From the Bronze Age to Blockchain
From the Bronze Age to Blockchain
Commentary by Allen Alishahi
Before we get into what is an exciting technology today, let's first go back to the Bronze Age.
Yes, you read that correctly.
Roughly occurring in the 3300 B.C.E. to 1200 B.C.E. timeframe, the Bronze Age is widely considered the era when humans first started working with metal to create tools. Using a clichéd term like "game changer" doesn't do this era justice. It was part of the necessary evolution of materials and tools—aka the "technologies" of the time—that have brought us to the present day.
Think about it. Just as the introduction of bronze superseded clumsy stone and soft copper tools, the telegraph superseded the semaphore, the radio superseded the telegraph and the introduction of blockchain could supersede e-commerce.
Speaking of the present day, the more I think about blockchain, the more I am convinced that it is one of the true groundbreaking technologies of the current epoch in human history. Blockchain is certainly not the only one, however. AI, quantum computing and augmented reality/virtual reality are among other technologies that are changing society today, and leading us into uncharted territory in the not-too-distant future.
Blockchain and the Periodic Table Have More in Common Than You Think
I find it helpful to think of these technologies as elements, similar to those that make up the periodic table we all remember from high school. Combining elements is how humans create tools and technologies, and it's helpful to think of blockchain this way. By combining modern technology elements such as powerful computing resources, decentralization and cryptography (among others), blockchain was created. The main difference is that natural elements are extracted from the earth, whereas blockchain was extracted from our minds in the form of creativity and ingenuity.

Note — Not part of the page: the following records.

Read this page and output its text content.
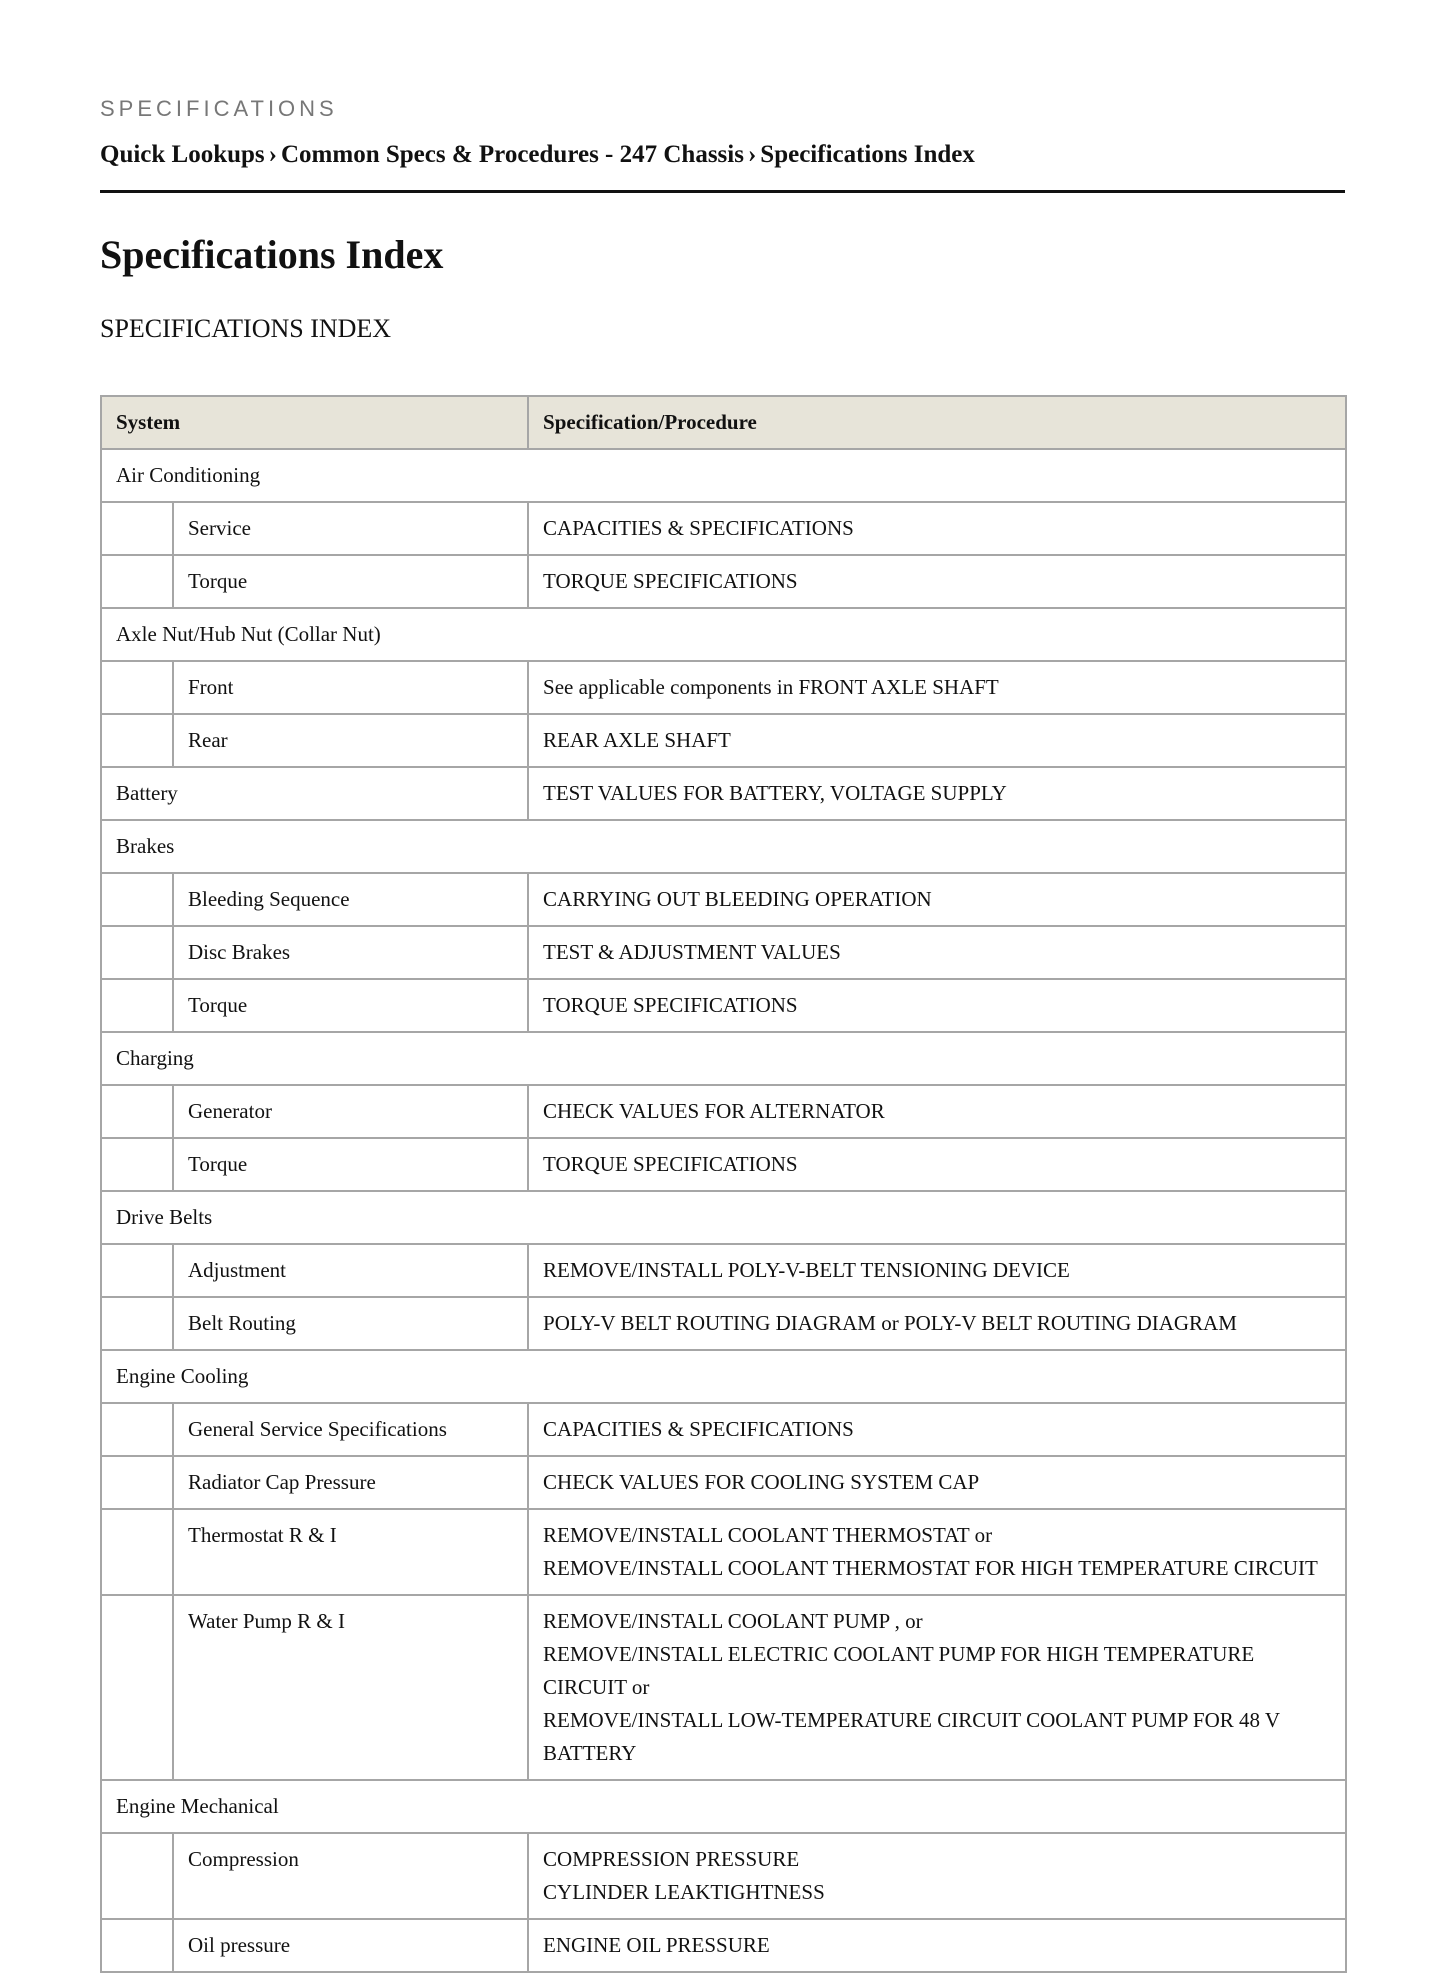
SPECIFICATIONS

Quick Lookups › Common Specs & Procedures - 247 Chassis › Specifications Index
Specifications Index
SPECIFICATIONS INDEX
System		Specification/Procedure
Air Conditioning		
	Service	CAPACITIES & SPECIFICATIONS

	Torque	TORQUE SPECIFICATIONS

Axle Nut/Hub Nut (Collar Nut)		
	Front	See applicable components in FRONT AXLE SHAFT

	Rear	REAR AXLE SHAFT

Battery		TEST VALUES FOR BATTERY, VOLTAGE SUPPLY

Brakes		
	Bleeding Sequence	CARRYING OUT BLEEDING OPERATION

	Disc Brakes	TEST & ADJUSTMENT VALUES

	Torque	TORQUE SPECIFICATIONS

Charging		
	Generator	CHECK VALUES FOR ALTERNATOR

	Torque	TORQUE SPECIFICATIONS

Drive Belts		
	Adjustment	REMOVE/INSTALL POLY-V-BELT TENSIONING DEVICE

	Belt Routing	POLY-V BELT ROUTING DIAGRAM or POLY-V BELT ROUTING DIAGRAM

Engine Cooling		
	General Service Specifications	CAPACITIES & SPECIFICATIONS

	Radiator Cap Pressure	CHECK VALUES FOR COOLING SYSTEM CAP

	Thermostat R & I	REMOVE/INSTALL COOLANT THERMOSTAT or
REMOVE/INSTALL COOLANT THERMOSTAT FOR HIGH TEMPERATURE CIRCUIT

	Water Pump R & I	REMOVE/INSTALL COOLANT PUMP , or
REMOVE/INSTALL ELECTRIC COOLANT PUMP FOR HIGH TEMPERATURE CIRCUIT or
REMOVE/INSTALL LOW-TEMPERATURE CIRCUIT COOLANT PUMP FOR 48 V BATTERY

Engine Mechanical		
	Compression	COMPRESSION PRESSURE
CYLINDER LEAKTIGHTNESS

	Oil pressure	ENGINE OIL PRESSURE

How we buy and sell things, prove our identities, enter into and execute contracts and track the food we eat back to its origin are just some of the use cases today. The contracts feature alone is particularly potent when you consider that almost every transaction is a contract of sorts, whether written, spoken or even implied. Smart contracts are in use in many industries, and I expect to see the concept advance from machine-readable, non-legally binding agreements to human- and machine-readable, legally binding, immutable and transparent contracts—and that's just this year, and just with the smart contract function.
Decentralization First, Ubiquity Second
One of the reasons for my confidence in blockchain's future is its decentralized framework. At a high level, decentralization means that data of any type stored in a "block" is not just in one, centralized location. Rather, data is distributed—not copied—across thousands of computers all over the world; there is no one master version like there is with paper or most digital files.
With many of the key pieces to the technology puzzle in place with regard to blockchain, my co-founder, Chao Cheng-Shorland, and I keep ubiquity squarely in our sights. There is still a lot to do to build out and grow blockchain-powered platforms like the marketplace we are creating, but until blockchain reaches the type of ubiquity that there is with the internet and mobile phones, it will still be just a technology with mostly unrealized potential.
From Discoveries of the Earth to Discoveries of the Mind
In the grand scheme of things, blockchain is still a nascent technology. While we have mostly moved beyond discoveries of the earth to discoveries of the mind like blockchain, there is still a long way to go. But we are making incredible progress—and the best is yet to come.